Step 1: Motor and Pulley
I already put together motor, pivot, belt and gear with a wood block when I was a boy, so I left that mounted. The pivot is a very sturdy steel beam and at that time I drilled an hole in the wood and I wedged the pivot into it. The gear has not bearings but uses a metal bushing to rotate around the pivot. The mechanism you see around the little gear on the motor pivot is meant to release the rotation when motor stops, anyway I don't need this feature.
The motor has 30W power, and with this gear the final disc has a very strong cutting force.

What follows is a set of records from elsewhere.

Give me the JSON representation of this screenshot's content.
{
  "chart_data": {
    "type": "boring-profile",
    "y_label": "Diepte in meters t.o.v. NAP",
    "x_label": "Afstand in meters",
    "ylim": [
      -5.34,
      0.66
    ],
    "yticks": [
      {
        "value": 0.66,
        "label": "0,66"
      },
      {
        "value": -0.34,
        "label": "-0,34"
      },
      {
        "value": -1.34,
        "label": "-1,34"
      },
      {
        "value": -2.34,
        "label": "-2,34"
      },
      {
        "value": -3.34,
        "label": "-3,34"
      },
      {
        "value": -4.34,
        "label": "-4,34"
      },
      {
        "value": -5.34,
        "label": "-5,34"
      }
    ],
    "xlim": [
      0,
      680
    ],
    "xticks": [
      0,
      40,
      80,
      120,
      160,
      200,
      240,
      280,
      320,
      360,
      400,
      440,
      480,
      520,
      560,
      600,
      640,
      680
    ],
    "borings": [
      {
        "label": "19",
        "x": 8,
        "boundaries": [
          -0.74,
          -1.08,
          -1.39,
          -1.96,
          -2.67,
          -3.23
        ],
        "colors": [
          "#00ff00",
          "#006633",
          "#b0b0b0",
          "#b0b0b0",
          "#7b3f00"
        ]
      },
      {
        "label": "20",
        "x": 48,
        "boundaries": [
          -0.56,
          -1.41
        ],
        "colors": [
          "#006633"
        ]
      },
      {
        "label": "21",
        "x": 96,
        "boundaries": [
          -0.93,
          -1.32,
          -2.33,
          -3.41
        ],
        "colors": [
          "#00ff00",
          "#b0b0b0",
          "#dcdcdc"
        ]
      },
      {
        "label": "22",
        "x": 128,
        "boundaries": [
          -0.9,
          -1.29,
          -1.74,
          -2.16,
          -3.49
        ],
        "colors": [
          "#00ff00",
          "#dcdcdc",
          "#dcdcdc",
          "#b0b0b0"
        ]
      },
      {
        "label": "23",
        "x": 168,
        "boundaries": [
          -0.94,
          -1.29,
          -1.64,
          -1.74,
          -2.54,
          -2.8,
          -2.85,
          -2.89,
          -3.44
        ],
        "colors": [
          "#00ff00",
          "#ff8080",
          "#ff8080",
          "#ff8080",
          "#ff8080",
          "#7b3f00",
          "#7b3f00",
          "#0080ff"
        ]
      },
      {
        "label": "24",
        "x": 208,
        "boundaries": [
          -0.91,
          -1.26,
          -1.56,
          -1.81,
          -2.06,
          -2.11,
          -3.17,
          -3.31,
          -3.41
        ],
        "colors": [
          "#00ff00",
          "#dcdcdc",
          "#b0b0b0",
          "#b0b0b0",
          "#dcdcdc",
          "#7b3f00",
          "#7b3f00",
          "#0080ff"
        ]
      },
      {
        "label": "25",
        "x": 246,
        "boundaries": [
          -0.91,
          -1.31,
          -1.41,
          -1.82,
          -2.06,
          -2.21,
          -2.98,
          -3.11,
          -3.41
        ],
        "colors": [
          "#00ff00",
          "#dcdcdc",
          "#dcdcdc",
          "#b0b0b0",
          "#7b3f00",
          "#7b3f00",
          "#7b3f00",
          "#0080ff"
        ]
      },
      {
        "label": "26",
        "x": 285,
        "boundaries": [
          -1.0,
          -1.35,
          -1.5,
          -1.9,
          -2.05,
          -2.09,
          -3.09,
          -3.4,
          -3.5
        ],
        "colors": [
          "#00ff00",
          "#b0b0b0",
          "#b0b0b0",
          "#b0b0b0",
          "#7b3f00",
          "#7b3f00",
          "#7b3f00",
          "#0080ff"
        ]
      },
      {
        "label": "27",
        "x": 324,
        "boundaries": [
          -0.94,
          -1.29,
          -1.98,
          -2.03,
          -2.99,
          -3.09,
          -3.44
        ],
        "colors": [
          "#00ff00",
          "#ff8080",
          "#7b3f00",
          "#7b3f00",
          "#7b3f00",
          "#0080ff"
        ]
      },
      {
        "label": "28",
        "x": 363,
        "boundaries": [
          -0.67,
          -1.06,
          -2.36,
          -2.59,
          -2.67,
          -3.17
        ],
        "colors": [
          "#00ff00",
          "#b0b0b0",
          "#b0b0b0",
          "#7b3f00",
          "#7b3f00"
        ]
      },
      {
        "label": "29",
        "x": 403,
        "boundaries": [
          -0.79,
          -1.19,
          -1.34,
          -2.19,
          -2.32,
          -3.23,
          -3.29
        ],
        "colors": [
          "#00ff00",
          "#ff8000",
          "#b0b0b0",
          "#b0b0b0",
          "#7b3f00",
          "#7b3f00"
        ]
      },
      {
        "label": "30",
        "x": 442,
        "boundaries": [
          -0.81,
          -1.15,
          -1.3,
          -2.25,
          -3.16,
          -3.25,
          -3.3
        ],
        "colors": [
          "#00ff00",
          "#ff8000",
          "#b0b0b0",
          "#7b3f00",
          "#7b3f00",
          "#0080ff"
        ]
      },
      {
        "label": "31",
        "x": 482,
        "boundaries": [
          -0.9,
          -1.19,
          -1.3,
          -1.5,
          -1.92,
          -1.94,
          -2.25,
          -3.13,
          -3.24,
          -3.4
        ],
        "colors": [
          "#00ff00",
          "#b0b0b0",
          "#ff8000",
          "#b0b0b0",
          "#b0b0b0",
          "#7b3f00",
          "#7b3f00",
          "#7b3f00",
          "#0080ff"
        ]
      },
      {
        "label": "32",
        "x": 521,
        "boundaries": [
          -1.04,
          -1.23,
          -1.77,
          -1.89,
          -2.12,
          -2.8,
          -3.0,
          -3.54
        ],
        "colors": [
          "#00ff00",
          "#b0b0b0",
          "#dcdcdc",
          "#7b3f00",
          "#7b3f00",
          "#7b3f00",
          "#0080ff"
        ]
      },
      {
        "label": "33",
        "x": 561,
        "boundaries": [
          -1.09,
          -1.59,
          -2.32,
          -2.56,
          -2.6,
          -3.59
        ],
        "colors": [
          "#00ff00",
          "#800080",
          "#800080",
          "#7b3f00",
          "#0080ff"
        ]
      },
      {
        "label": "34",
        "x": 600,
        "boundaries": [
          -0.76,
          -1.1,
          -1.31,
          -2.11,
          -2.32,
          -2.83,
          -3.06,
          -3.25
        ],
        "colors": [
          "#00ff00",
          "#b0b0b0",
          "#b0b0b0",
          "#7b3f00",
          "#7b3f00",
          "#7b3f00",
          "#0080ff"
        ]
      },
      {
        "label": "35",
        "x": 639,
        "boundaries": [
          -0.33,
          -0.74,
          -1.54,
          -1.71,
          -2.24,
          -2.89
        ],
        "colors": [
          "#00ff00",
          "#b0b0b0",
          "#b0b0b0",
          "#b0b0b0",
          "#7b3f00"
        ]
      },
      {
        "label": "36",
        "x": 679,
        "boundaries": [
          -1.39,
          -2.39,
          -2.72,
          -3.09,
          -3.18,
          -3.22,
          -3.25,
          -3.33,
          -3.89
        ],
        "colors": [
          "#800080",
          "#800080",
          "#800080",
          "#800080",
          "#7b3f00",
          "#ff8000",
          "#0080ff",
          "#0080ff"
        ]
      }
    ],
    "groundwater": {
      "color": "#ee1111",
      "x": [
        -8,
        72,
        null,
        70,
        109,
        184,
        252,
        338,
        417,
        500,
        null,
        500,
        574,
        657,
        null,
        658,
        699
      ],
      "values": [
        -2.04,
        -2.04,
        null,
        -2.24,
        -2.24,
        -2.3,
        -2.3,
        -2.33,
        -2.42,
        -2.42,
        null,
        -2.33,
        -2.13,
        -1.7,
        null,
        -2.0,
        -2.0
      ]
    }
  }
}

Step 2: Finding a Fastening
To attach and change easily the discs on the gear I needed a simple and effective way. After some research I retrieved a piece of hydraulic pipe and a cylindrical nut. Since the pipe's external diameter is almost equal to the disc hole measure, and the pipe fits very good on the gear's steel pivot, that solution works perfectly. I only had to glue with two-components adhesive the pipe on the pivot, adding a plastic ring where discs will be pushed by the cylindrical nut. This nut is very easy to tight by hand, and changing the disc will be fast.
Step 3: The Base and the Top Surface
Also to build the body of the saw I used what I already had, so you can see some wood boards and a little metal L beam, which I thought it was good to keep the disk adjacent to the plane edge.
Step 4: Gluing Together
With vinyl glue I attached the three wood parts together, I clamped them with a pair of vises, and I left everything to dry meanwhile I carried on with the making.
Step 5: The Disc Runner
Using a pair of existent holes in the metal L profile, on the thinner side, I screwed to the wood side edge. With three washers for each screw you can keep the space for the disk. Just add or remove washers if you change disk thickness. The disc obviously has to rotate freely.
Step 6: The Electrical Section
Since the motor had a big capacitor and an ON-OFF switch, I left everything in its box. To lock this box on the left side of the saw, with the switch on the front, I drilled a three holes in the wood and added a pair of holes in the plastic container.
After closing everything the switch is easily accessible and the electric box remains under the wood top board, so it's not very ugly to see.
Step 7: Last Details
I ended up to change the cable and the wall plug, since the original one was too much rigid. Then I added four silicon feet on the bottom four corners. You can see the other disc I bought, that one is to cur bricks and stones, who knows if I will ever use it ;-)
I know that I will have some problem when the discs will wear out, and the diameter will reduce, but anyway I don't imagine I will use it very much for long operations.
Step 8: Ready!
Woah! The new mini circular bench saw to cut steel bots, copper circuit boards, metal plates, or to refine screwdrivers heads or to make many other operations, is ready to use! Admire it in all its ugliness! ;-)
Step 9: [UPDATE] Sand-paper and Disk Speed
I found very useful applying a sand paper disk. And with the occasion I also checked the speed of the disk. Looking the angle covered by the white paper in the slow photography we can easily determine the exact speed. Indeed, since the photo exposure is 1/20 sec, and the disk makes in that time less than half turn (let's say 3/8) we can calculate that 1/20 * 8/3 = 0.13 secs to make an entire turn, and 1 / 0.13 = 7.5 revolutions per second, which is the same as 7.5 * 60 = 450 rpm (revolutions per minute). A good speed to not burn wood or melt plastic.